The cast also turns in some great performances. Daniel Kaluuya was great in the lead role as Chris, turning in a great everyman performance as someone very clearly out of their element already discovering something sinister is going on. I also really liked Allison Williams as Rose. I can't really elaborate but there is a moment late in the movie that had me busting out laughing. You'll know it when you see it. But she also tackles the loving girlfriend trying to calm her boyfriend's nerves while also trying to help. Bradley Whitford and Catherine Keener are great as the parents. Whitford does a great balancing act as portraying someone who is warm and welcoming but yet as the film goes on seems more and more sinister. It's also great to see Catherine Keener in a film again, doing a great turn as Missy, who like Whitford is great at being warm and concerned and then turning around and being incredibly creepy.

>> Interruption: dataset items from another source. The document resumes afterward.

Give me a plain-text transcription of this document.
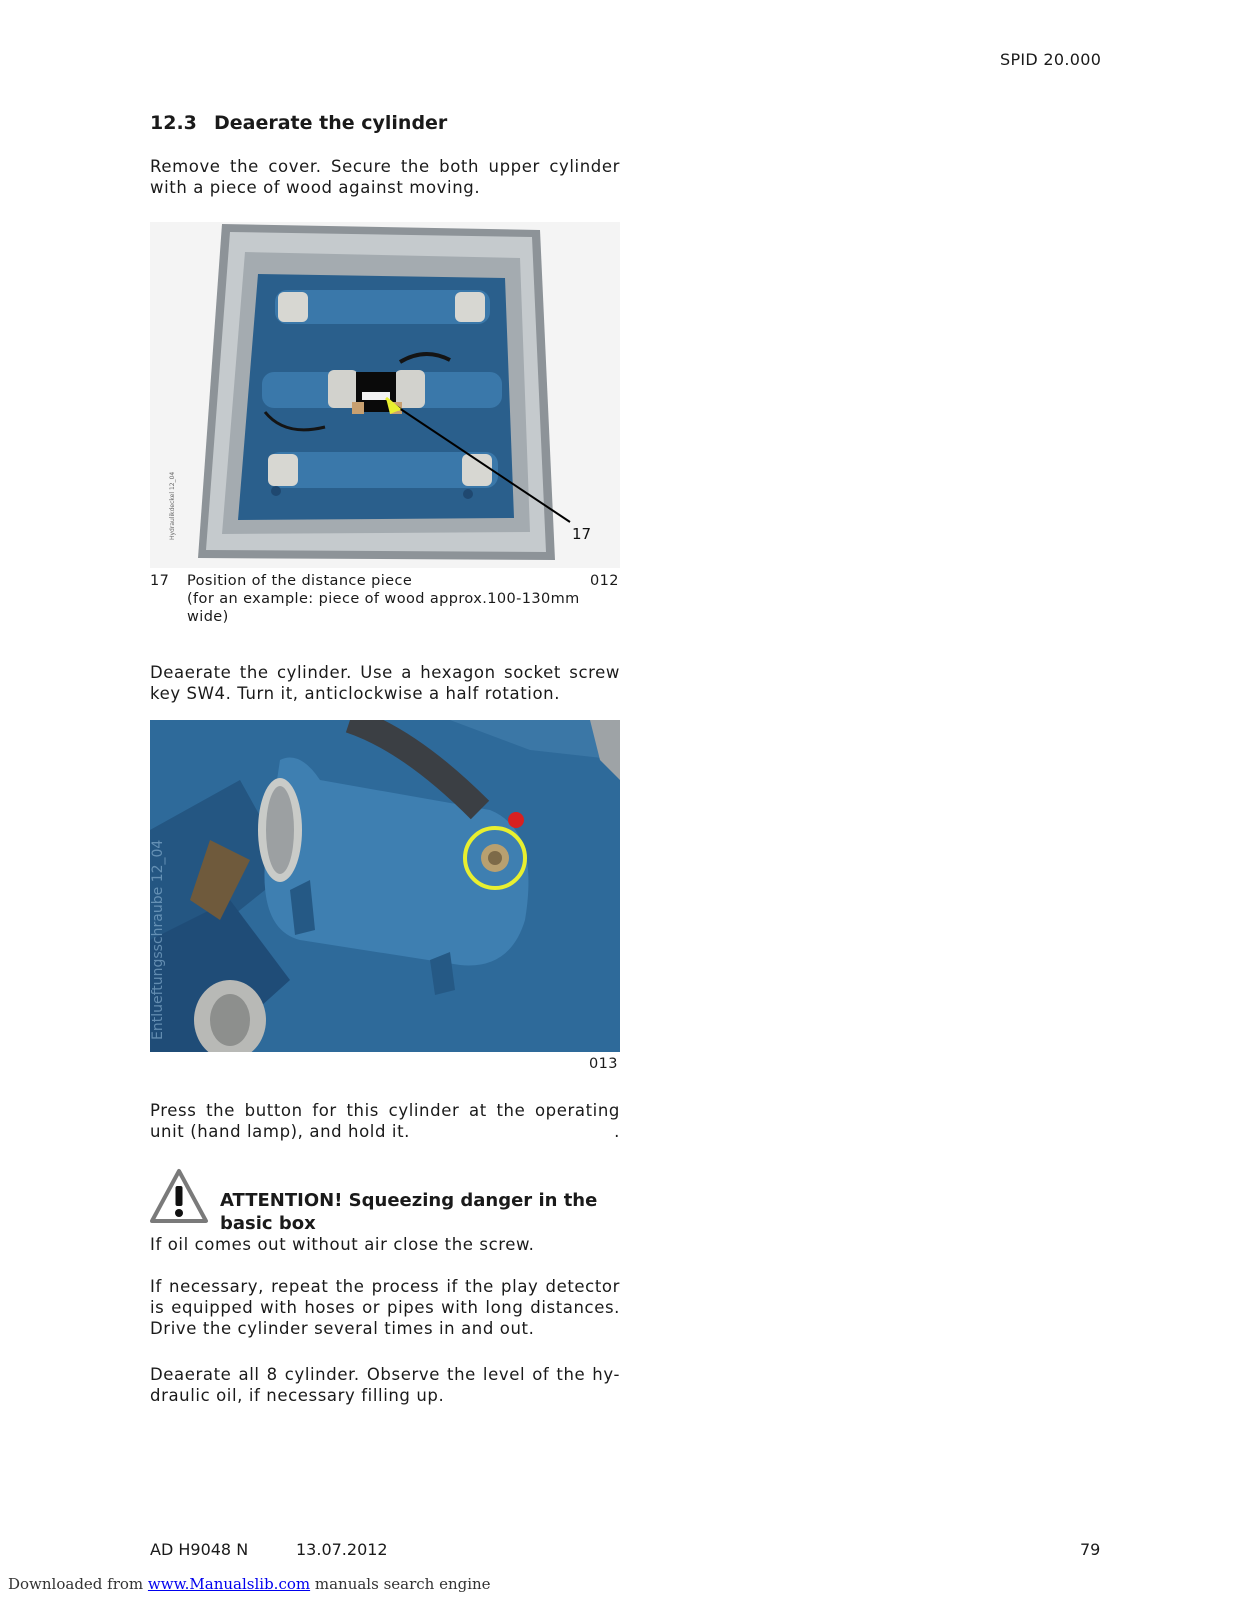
SPID 20.000
12.3 Deaerate the cylinder
Remove the cover. Secure the both upper cylinder with a piece of wood against moving.
Hydraulikdeckel 12_04	17
17 Position of the distance piece
(for an example: piece of wood approx.100-130mm wide)
012
Deaerate the cylinder. Use a hexagon socket screw key SW4. Turn it, anticlockwise a half rotation.
Entlueftungsschraube 12_04
013
Press the button for this cylinder at the operating unit (hand lamp), and hold it.	.
ATTENTION! Squeezing danger in the basic box
If oil comes out without air close the screw.
If necessary, repeat the process if the play detector is equipped with hoses or pipes with long distances. Drive the cylinder several times in and out.
Deaerate all 8 cylinder. Observe the level of the hy-draulic oil, if necessary filling up.
AD H9048 N	13.07.2012	79
Downloaded from www.Manualslib.com manuals search engine
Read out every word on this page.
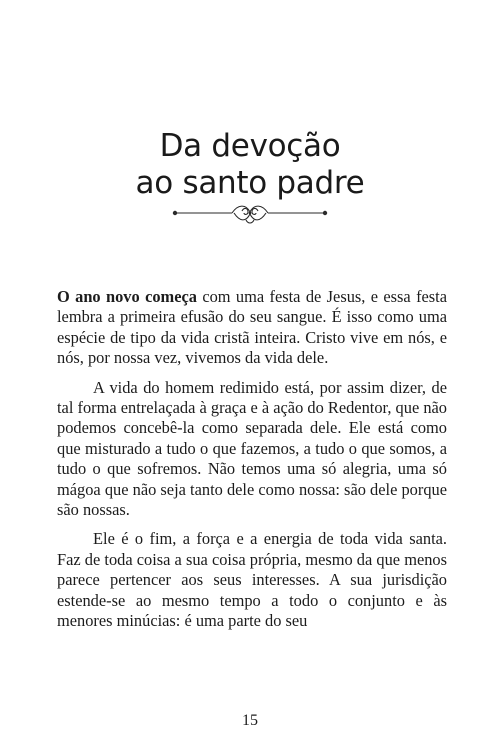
Da devoção
ao santo padre

O ano novo começa com uma festa de Jesus, e essa festa lembra a primeira efusão do seu sangue. É isso como uma espécie de tipo da vida cristã inteira. Cristo vive em nós, e nós, por nossa vez, vivemos da vida dele.

A vida do homem redimido está, por assim dizer, de tal forma entrelaçada à graça e à ação do Redentor, que não podemos concebê-la como separada dele. Ele está como que misturado a tudo o que fazemos, a tudo o que somos, a tudo o que sofremos. Não temos uma só alegria, uma só mágoa que não seja tanto dele como nossa: são dele porque são nossas.

Ele é o fim, a força e a energia de toda vida santa. Faz de toda coisa a sua coisa própria, mesmo da que menos parece pertencer aos seus interesses. A sua jurisdição estende-se ao mesmo tempo a todo o conjunto e às menores minúcias: é uma parte do seu

15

The film's MVP though is LilRel Howrey as Chris's friend Rod, who works as a TSA agent and clearly takes his job way more seriously that just about any TSA agent I have encountered yet. As the film's main comic relief, he is a hoot as he tries desperately to get help for Chris.
Get Out functions both as a satisfying horror thriller and also as a deeper examination of race relations in the country within the confines of genre film. It's a bold film filled with both genuine scares and some genuine laughs making for a great mix that helps the heavier themes of the film work more smoothly. I genuinely look forward to seeing what Jordan Peele makes next.